At the heart of this long and arduous battle, as a result of which our democracy is poorer, is the question whether Mkhwebane is possessed of the necessary will and wherewithal to discharge responsibilities bestowed on her and the office she leads by the constitution. The panel, led by Constitutional Court judge Bess Nkabinde, found prima facie evidence of her incompetence and misconduct. This includes her bold but misguided decisions that parliament must amend the constitution.
While the three-member panel, which included adv Dumisa Ntsebeza and adv Johan de Waal, found a plethora of errors of the same kind, incorrect interpretation of the law, selective use of information and failure to provide subjects of investigations a right to respond, it worryingly suggested she was unteachable: “This (repeated errors) suggests an inability to learn from mistakes by adopting a more careful approach.”

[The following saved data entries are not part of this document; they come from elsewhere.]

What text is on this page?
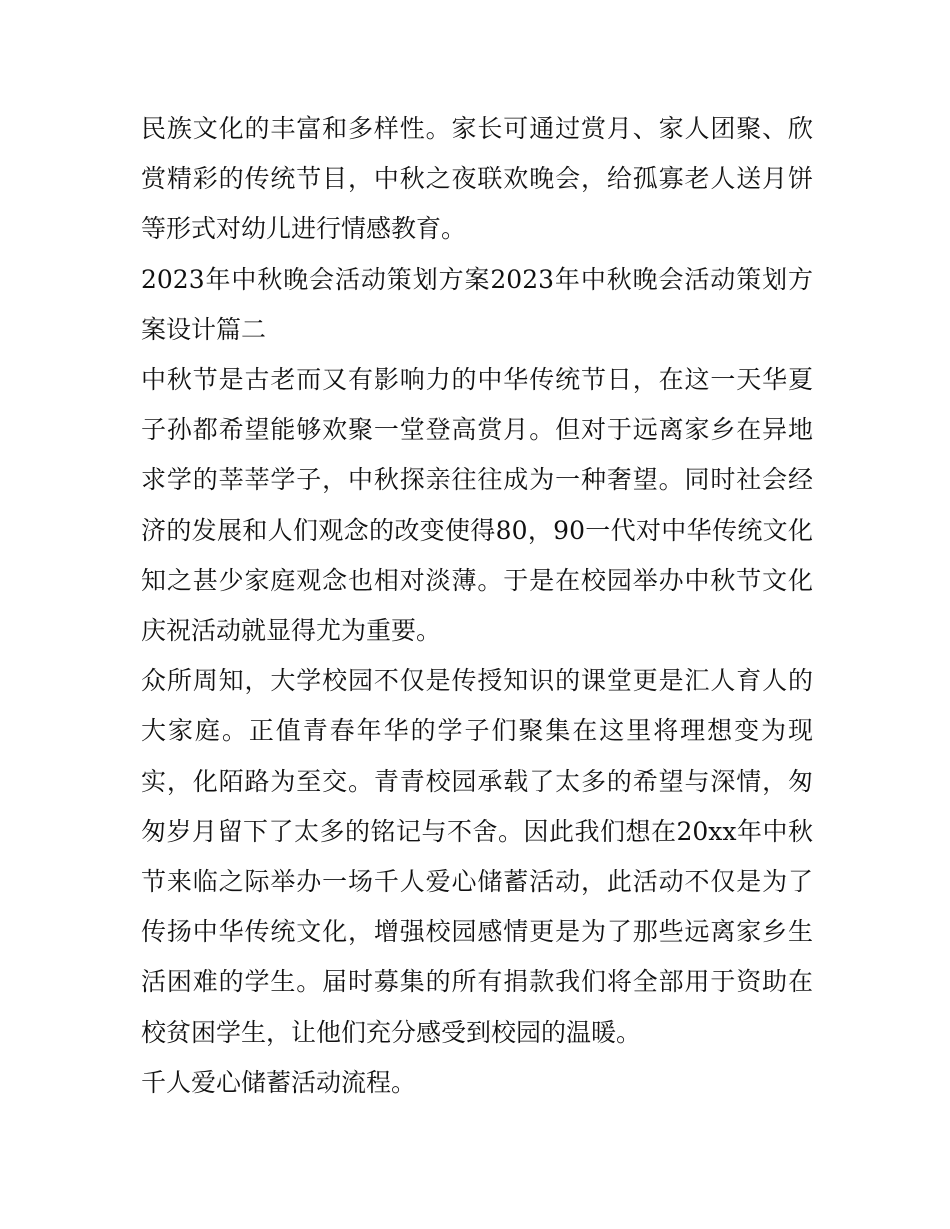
民族文化的丰富和多样性。家长可通过赏月、家人团聚、欣赏精彩的传统节目，中秋之夜联欢晚会，给孤寡老人送月饼等形式对幼儿进行情感教育。

2023年中秋晚会活动策划方案2023年中秋晚会活动策划方案设计篇二

中秋节是古老而又有影响力的中华传统节日，在这一天华夏子孙都希望能够欢聚一堂登高赏月。但对于远离家乡在异地求学的莘莘学子，中秋探亲往往成为一种奢望。同时社会经济的发展和人们观念的改变使得80，90一代对中华传统文化知之甚少家庭观念也相对淡薄。于是在校园举办中秋节文化庆祝活动就显得尤为重要。

众所周知，大学校园不仅是传授知识的课堂更是汇人育人的大家庭。正值青春年华的学子们聚集在这里将理想变为现实，化陌路为至交。青青校园承载了太多的希望与深情，匆匆岁月留下了太多的铭记与不舍。因此我们想在20xx年中秋节来临之际举办一场千人爱心储蓄活动，此活动不仅是为了传扬中华传统文化，增强校园感情更是为了那些远离家乡生活困难的学生。届时募集的所有捐款我们将全部用于资助在校贫困学生，让他们充分感受到校园的温暖。

千人爱心储蓄活动流程。
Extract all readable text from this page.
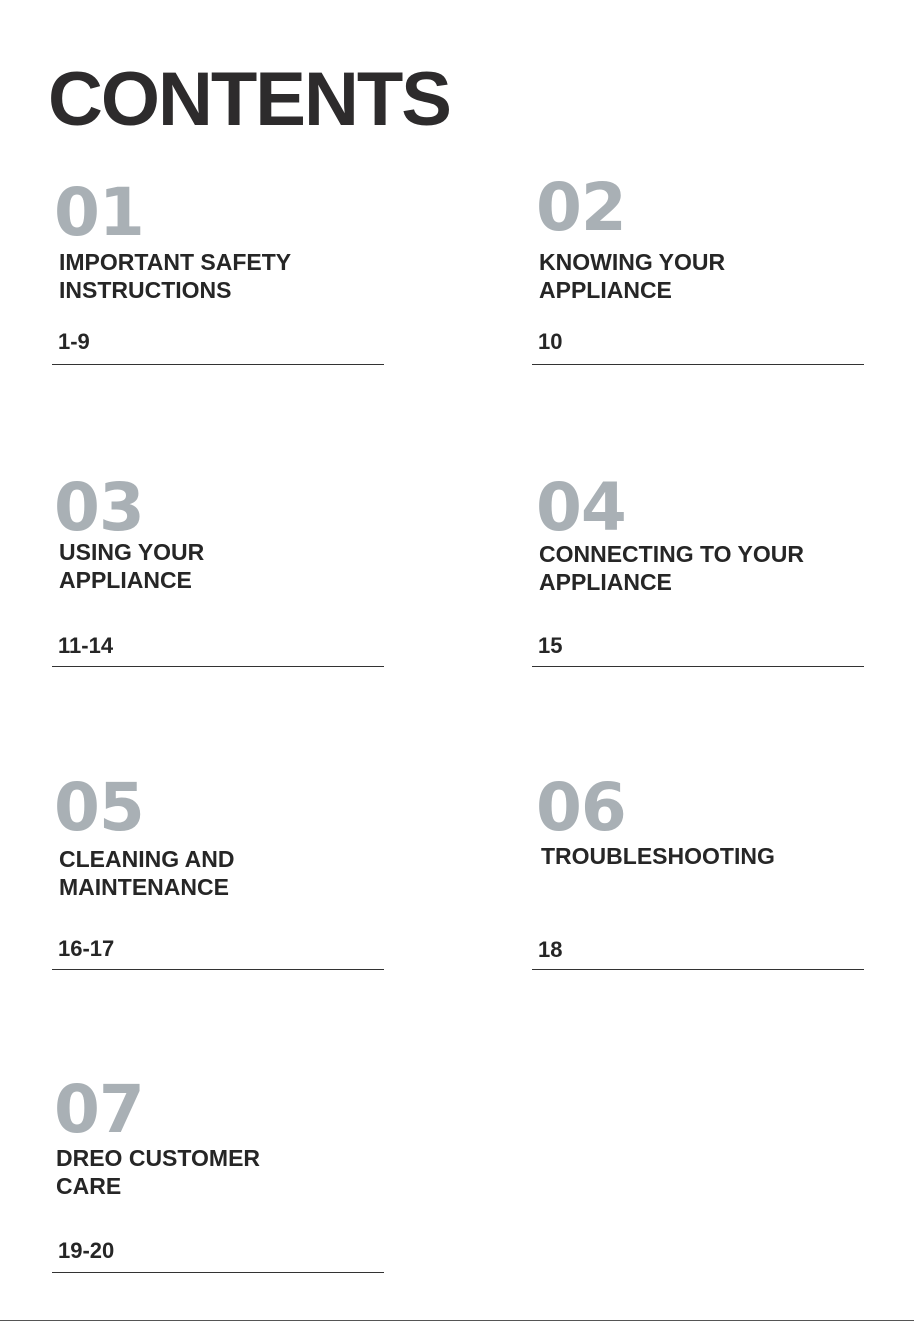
CONTENTS
01
IMPORTANT SAFETY
INSTRUCTIONS
1-9
02
KNOWING YOUR
APPLIANCE
10
03
USING YOUR
APPLIANCE
11-14
04
CONNECTING TO YOUR
APPLIANCE
15
05
CLEANING AND
MAINTENANCE
16-17
06
TROUBLESHOOTING
18
07
DREO CUSTOMER
CARE
19-20
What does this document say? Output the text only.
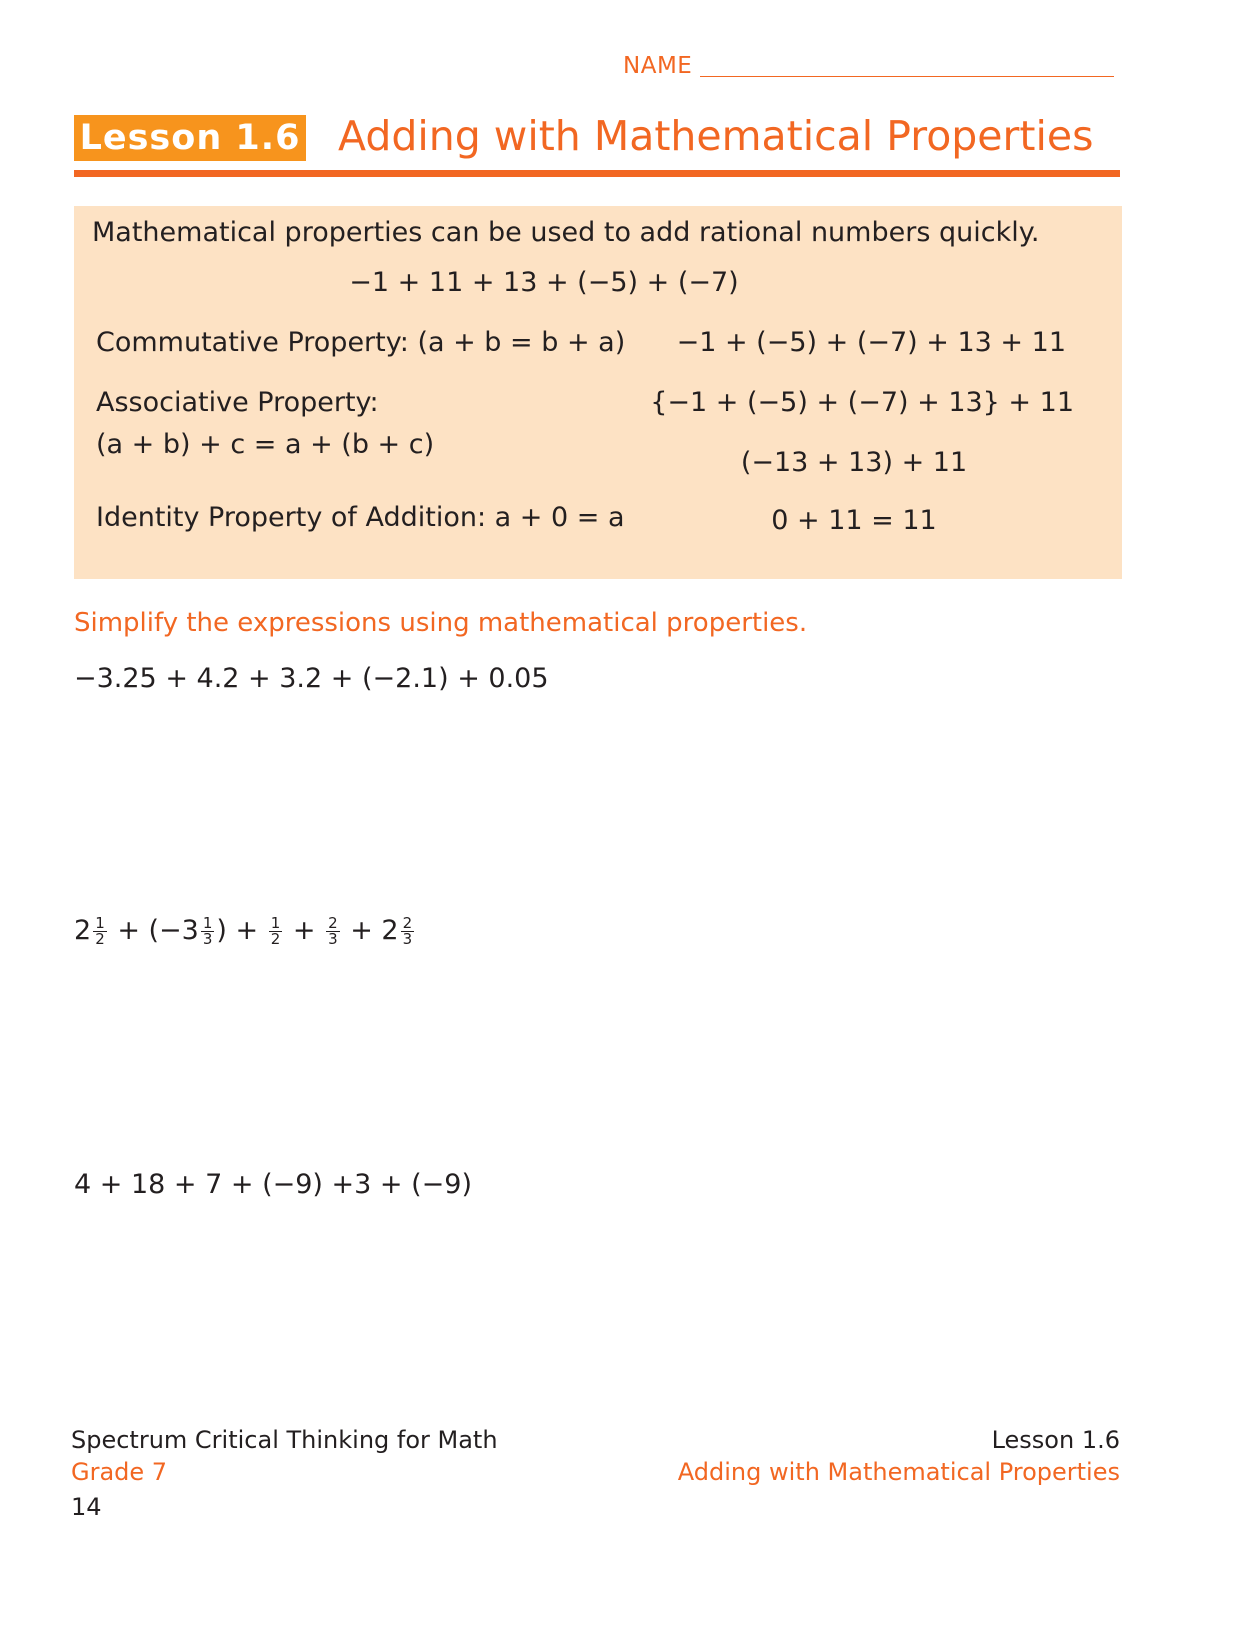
NAME
Lesson 1.6 Adding with Mathematical Properties
Mathematical properties can be used to add rational numbers quickly.
−1 + 11 + 13 + (−5) + (−7)
Commutative Property: (a + b = b + a)	−1 + (−5) + (−7) + 13 + 11
Associative Property:
(a + b) + c = a + (b + c)
{−1 + (−5) + (−7) + 13} + 11
(−13 + 13) + 11
Identity Property of Addition: a + 0 = a	0 + 11 = 11
Simplify the expressions using mathematical properties.
−3.25 + 4.2 + 3.2 + (−2.1) + 0.05
$2 \frac{1}{2} + (-3 \frac{1}{3}$ ) + $\frac{1}{2} + \frac{2}{3} + 2 \frac{2}{3}$
4 + 18 + 7 + (−9) +3 + (−9)
Spectrum Critical Thinking for Math
Grade 7
14
Lesson 1.6
Adding with Mathematical Properties
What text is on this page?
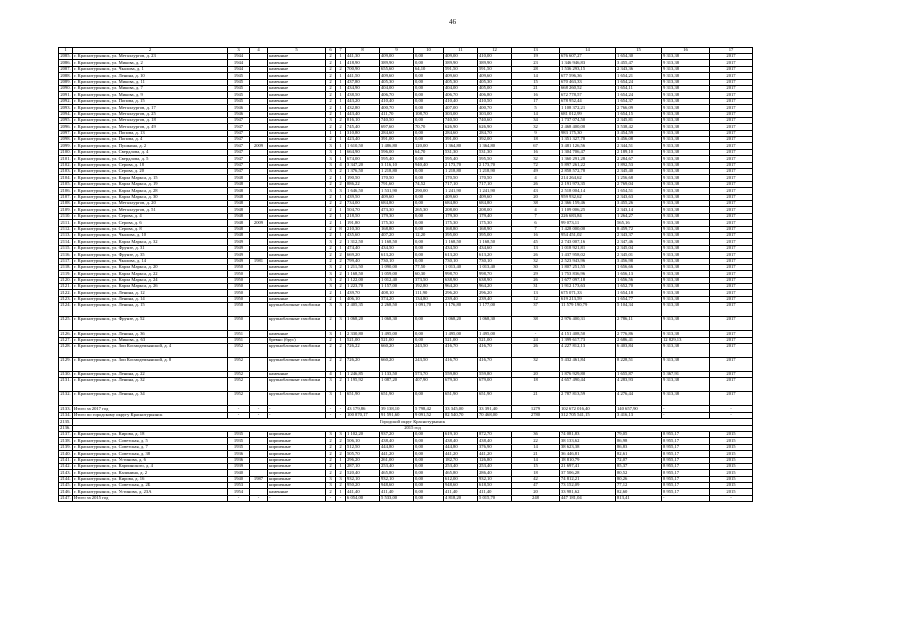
46
1	2	3	4	5	6	7	8	9	10	11	12	13	14	15	16	17
2085.	г. Краснотурьинск, ул. Металлургов, д. 23	1944		каменные	2	1	441,30	409,00	0,00	409,00	410,00	19	676 607,27	1 654,30	9 313,38	2017
2086.	г. Краснотурьинск, ул. Микова, д. 2	1944		каменные	2	1	418,90	389,90	0,00	389,90	389,90	23	1 346 946,83	3 455,47	9 313,38	2017
2087.	г. Краснотурьинск, ул. Чкалова, д. 1	1944		каменные	2	2	700,90	655,60	64,10	591,50	591,50	28	1 536 293,15	2 343,36	9 313,38	2017
2088.	г. Краснотурьинск, ул. Ленина, д. 10	1945		каменные	2	1	441,50	409,60	0,00	409,60	409,60	14	677 596,36	1 654,21	9 313,38	2017
2089.	г. Краснотурьинск, ул. Микова, д. 11	1945		каменные	2	1	437,80	405,30	0,00	405,30	405,30	15	670 463,33	1 654,24	9 313,38	2017
2090.	г. Краснотурьинск, ул. Микова, д. 7	1945		каменные	2	1	434,90	404,00	0,00	404,00	405,00	21	668 260,52	1 654,11	9 313,38	2017
2091.	г. Краснотурьинск, ул. Микова, д. 9	1945		каменные	2	1	438,50	406,70	0,00	406,70	406,80	16	672 778,57	1 654,24	9 313,38	2017
2092.	г. Краснотурьинск, ул. Попова, д. 15	1945		каменные	2	1	443,20	410,40	0,00	410,40	410,50	17	678 952,44	1 654,37	9 313,38	2017
2093.	г. Краснотурьинск, ул. Металлургов, д. 17	1946		каменные	2	1	432,80	400,70	0,00	407,00	400,70	5	1 108 372,21	2 766,09	9 313,38	2017
2094.	г. Краснотурьинск, ул. Металлургов, д. 25	1946		каменные	2	1	443,40	411,70	108,70	303,00	303,00	14	681 012,99	1 654,15	9 313,38	2017
2095.	г. Краснотурьинск, ул. Металлургов, д. 18	1947		каменные	3	2	816,10	740,50	0,00	740,50	740,60	34	1 737 074,50	2 345,81	9 313,38	2017
2096.	г. Краснотурьинск, ул. Металлургов, д. 49	1947		каменные	2	2	745,40	697,60	70,70	626,90	626,90	32	2 468 400,00	3 538,42	9 313,38	2017
2097.	г. Краснотурьинск, ул. Попова, д. 13	1947		каменные	1	1	310,80	284,60	0,00	284,60	284,70	9	983 175,30	3 454,59	9 313,38	2017
2098.	г. Краснотурьинск, ул. Попова, д. 4	1947		каменные	2	1	423,40	391,00	0,00	391,00	392,00	18	1 351 327,78	3 456,08	9 313,38	2017
2099.	г. Краснотурьинск, ул. Пушкина, д. 2	1947	2009	каменные	3	1	1 610,50	1 486,80	120,00	1 364,80	1 364,80	67	3 481 126,56	2 344,51	9 313,38	2017
2100.	г. Краснотурьинск, ул. Свердлова, д. 4	1947		каменные	3	1	664,90	596,00	64,70	531,30	531,30	16	1 304 706,47	2 189,10	9 313,38	2017
2101.	г. Краснотурьинск, ул. Свердлова, д. 5	1947		каменные	3	1	674,00	595,40	0,00	595,40	595,50	32	1 360 291,28	2 284,67	9 313,38	2017
2102.	г. Краснотурьинск, ул. Серова, д. 18	1947		каменные	3	4	3 347,20	3 116,10	940,40	2 173,70	2 173,70	72	5 897 261,22	1 892,53	9 313,38	2017
2103.	г. Краснотурьинск, ул. Серова, д. 20	1947		каменные	3	2	1 376,50	1 218,80	0,00	1 218,80	1 218,90	49	2 858 572,78	2 345,40	9 313,38	2017
2104.	г. Краснотурьинск, ул. Карла Маркса, д. 15	1948		каменные	2	1	190,50	170,50	0,00	170,50	170,50	4	214 264,62	1 256,68	9 313,38	2017
2105.	г. Краснотурьинск, ул. Карла Маркса, д. 19	1948		каменные	2	2	886,22	791,60	74,52	717,10	717,10	26	2 191 973,35	2 769,04	9 313,38	2017
2106.	г. Краснотурьинск, ул. Карла Маркса, д. 28	1948		каменные	3	3	1 646,50	1 531,90	290,00	1 241,90	1 241,90	43	2 518 004,14	1 654,51	9 313,38	2017
2107.	г. Краснотурьинск, ул. Карла Маркса, д. 30	1948		каменные	2	1	439,50	409,60	0,00	409,60	409,60	20	959 932,62	2 343,63	9 313,38	2017
2108.	г. Краснотурьинск, ул. Металлургов, д. 20	1948		каменные	2	2	734,00	684,80	0,00	684,80	684,80	38	2 366 159,46	3 455,26	9 313,38	2017
2109.	г. Краснотурьинск, ул. Металлургов, д. 51	1948		каменные	2	1	504,70	473,30	265,30	208,00	208,00	4	1 109 006,25	2 343,14	9 313,38	2017
2110.	г. Краснотурьинск, ул. Серова, д. 4	1948		каменные	2	1	218,50	179,30	0,00	179,30	179,40	7	226 683,84	1 264,27	9 313,38	2017
2111.	г. Краснотурьинск, ул. Серова, д. 6	1948	2009	каменные	2	1	191,80	175,30	0,00	175,30	175,30	6	99 073,11	565,16	9 313,38	2017
2112.	г. Краснотурьинск, ул. Серова, д. 8	1948		каменные	2	8	210,30	168,80	0,00	168,80	168,90	7	1 428 000,00	8 459,72	9 313,38	2017
2113.	г. Краснотурьинск, ул. Чкалова, д. 10	1948		каменные	2	1	435,60	407,20	12,20	395,00	395,00	16	954 451,02	2 343,37	9 313,38	2017
2114.	г. Краснотурьинск, ул. Карла Маркса, д. 32	1949		каменные	3	2	1 312,50	1 168,50	0,00	1 168,50	1 168,50	45	2 743 007,16	2 347,46	9 313,38	2017
2115.	г. Краснотурьинск, ул. Фрунзе, д. 31	1949		каменные	2	1	474,40	434,50	0,00	434,50	434,60	13	1 018 921,81	2 345,04	9 313,38	2017
2116.	г. Краснотурьинск, ул. Фрунзе, д. 35	1949		каменные	2	2	669,20	613,20	0,00	613,20	613,20	26	1 437 958,02	2 345,01	9 313,38	2017
2117.	г. Краснотурьинск, ул. Чкалова, д. 14	1949	1981	каменные	2	2	799,40	730,10	0,00	730,10	730,10	32	2 523 943,96	3 456,98	9 313,38	2017
2118.	г. Краснотурьинск, ул. Карла Маркса, д. 20	1950		каменные	3	2	1 211,50	1 090,00	77,50	1 013,40	1 013,40	30	1 807 251,55	1 656,66	9 313,38	2017
2119.	г. Краснотурьинск, ул. Карла Маркса, д. 22	1950		каменные	3	2	1 168,50	1 059,00	60,30	998,70	998,70	29	1 753 836,96	1 656,13	9 313,38	2017
2120.	г. Краснотурьинск, ул. Карла Маркса, д. 24	1950		каменные	3	2	1 122,00	1 012,40	373,50	638,90	638,90	26	1 677 097,18	1 656,56	9 313,38	2017
2121.	г. Краснотурьинск, ул. Карла Маркса, д. 26	1950		каменные	3	2	1 223,70	1 157,00	192,80	964,20	964,20	31	1 912 173,63	1 652,70	9 313,38	2017
2122.	г. Краснотурьинск, ул. Ленина, д. 12	1950		каменные	2	1	439,70	408,10	111,90	296,20	296,20	13	675 071,33	1 654,18	9 313,38	2017
2123.	г. Краснотурьинск, ул. Ленина, д. 14	1950		каменные	2	1	406,10	374,20	134,80	239,40	239,40	12	619 213,59	1 654,77	9 313,38	2017
2124.	г. Краснотурьинск, ул. Ленина, д. 15	1950		крупноблочные газоблоки	3	3	2 405,35	2 268,50	1 091,70	1 176,80	1 177,00	37	11 579 190,79	5 104,34	9 313,38	2017
2125.	г. Краснотурьинск, ул. Фрунзе, д. 52	1950		крупноблочные газоблоки	2	3	1 068,20	1 068,30	0,00	1 068,20	1 068,30	38	2 976 400,31	2 786,11	9 313,38	2017
2126.	г. Краснотурьинск, ул. Ленина, д. 36	1951		каменные	3	1	2 330,80	1 495,00	0,00	1 495,00	1 495,00	-	4 151 408,50	2 776,86	9 313,38	2017
2127.	г. Краснотурьинск, ул. Микова, д. 63	1951		бревно (брус)	2	1	521,00	521,00	0,00	521,00	521,00	24	1 399 617,73	2 686,41	12 829,13	2017
2128.	г. Краснотурьинск, ул. Зои Космодемьянской, д. 4	1952		крупноблочные газоблоки	2	2	726,22	660,20	243,50	416,70	416,70	26	4 227 812,13	6 403,84	9 313,38	2017
2129.	г. Краснотурьинск, ул. Зои Космодемьянской, д. 8	1952		крупноблочные газоблоки	2	2	726,20	660,20	243,50	416,70	416,70	32	5 432 461,84	8 228,51	9 313,38	2017
2130.	г. Краснотурьинск, ул. Ленина, д. 22	1952		каменные	4	1	1 246,85	1 133,50	573,70	559,80	559,80	20	1 876 929,80	1 655,87	5 367,91	2017
2131.	г. Краснотурьинск, ул. Ленина, д. 32	1952		крупноблочные газоблоки	3	2	1 195,92	1 087,20	407,90	679,30	679,00	18	4 657 490,44	4 283,93	9 313,38	2017
2132.	г. Краснотурьинск, ул. Ленина, д. 34	1952		крупноблочные газоблоки	3	1	651,90	651,90	0,00	651,90	651,90	21	2 787 813,59	4 276,44	9 313,38	2017
2133.	Итого за 2017 год	-	-	-	-	-	43 179,86	39 138,10	5 798,42	33 345,00	33 391,40	1279	102 672 016,40	140 657,90	-	-
2134.	Итого по городскому округу Краснотурьинск	-	-	-	-	-	100 870,17	91 591,60	9 091,52	82 540,70	70 468,00	2780	312 705 541,15	3 416,13	-	-
2135.	Городской округ Краснотурьинск															
2136.	2015 год															
2137.	г. Краснотурьинск, ул. Кирова, д. 18	1935		кирпичные	3	3	1 102,20	937,20	0,00	619,10	872,70	36	74 081,83	79,05	8 955,17	2015
2138.	г. Краснотурьинск, ул. Советская, д. 5	1935		кирпичные	2	2	506,10	438,40	0,00	438,40	438,40	22	38 133,62	86,98	8 955,17	2015
2139.	г. Краснотурьинск, ул. Советская, д. 7	1935		кирпичные	2	2	512,50	444,80	0,00	444,80	376,90	14	38 623,38	86,83	8 955,17	2015
2140.	г. Краснотурьинск, ул. Советская, д. 38	1936		кирпичные	2	2	505,70	441,20	0,00	441,20	441,20	21	36 446,81	82,61	8 955,17	2015
2141.	г. Краснотурьинск, ул. Устинова, д. 6	1936		кирпичные	2	1	296,20	261,00	0,00	182,70	126,80	14	18 810,79	72,07	8 955,17	2015
2142.	г. Краснотурьинск, ул. Карпинского, д. 4	1939		кирпичные	2	1	287,10	253,40	0,00	253,40	253,40	15	21 697,41	85,37	8 955,17	2015
2143.	г. Краснотурьинск, ул. Калинина, д. 2	1940		кирпичные	2	2	520,40	465,80	0,00	465,80	286,40	18	37 506,28	80,52	8 955,17	2015
2144.	г. Краснотурьинск, ул. Кирова, д. 16	1940	1987	кирпичные	3	3	932,10	932,10	0,00	612,00	932,10	42	74 812,21	80,26	8 955,17	2015
2145.	г. Краснотурьинск, ул. Советская, д. 2Б	1953		кирпичные	3	2	950,20	948,60	0,00	948,60	618,50	47	73 152,09	77,12	8 955,17	2015
2146.	г. Краснотурьинск, ул. Устинова, д. 23А	1954		каменные	2	1	441,40	411,40	0,00	411,40	411,40	20	33 981,62	82,60	8 955,17	2015
2147.	Итого за 2015 год	-	-	-	-	-	6 054,00	5 533,00	0,00	4 818,20	5 015,70	248	447 181,04	813,41	-	-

The panel cited, as examples of misconduct, Mkhwebane’s failure to reveal that she privately consulted former president Jacob Zuma and her former employers, the State Security Agency, during her SA Reserve Bank investigations, in addition to her failure to honour an agreement with the SARB. The less said about Zuma and Mkhwebane’s continued association with intelligence structures the better.
South Africans deserve a public protector who will be fearless without being needlessly antagonistic.
What is now expected is that a sitting of the national assembly will either reject or adopt the recommendation, after which a parliamentary inquiry into her fitness to hold office will get under way. Should this happen, Mkhwebane will go down in history as democratic SA’s first head of a Chapter 9 institution to get the dubious honour of being impeached.
Two key issues arise from the recommendation by the panel for her removal.
First, we must, as a country, ensure that the process undertaken to remove Mkhwebane will stand the test of time. Put differently, we must not, in our rush to get rid of a patently rogue public protector, set in place processes that make future protectors fearful of taking courageous decisions in the national interest because they fear being removed. And for the record, Mkhwebane is not such a leader. If anything, her decisions were not in the interests of our country and her removal is long overdue.
Second, we must ensure that future protectors know and fully understand that their longevity in office is not dependent on them taking decisions that meet the approval of whoever runs the country at a given time. In other words, our future protectors must understand that being a sweetheart protector is equally a disservice to our democracy.
South Africans deserve a public protector who will be fearless, without being needlessly antagonistic; who will be patriotic without seeking to please; who will use the law, on behalf of the voiceless, to get the high and mighty to deliver on the democratic promise.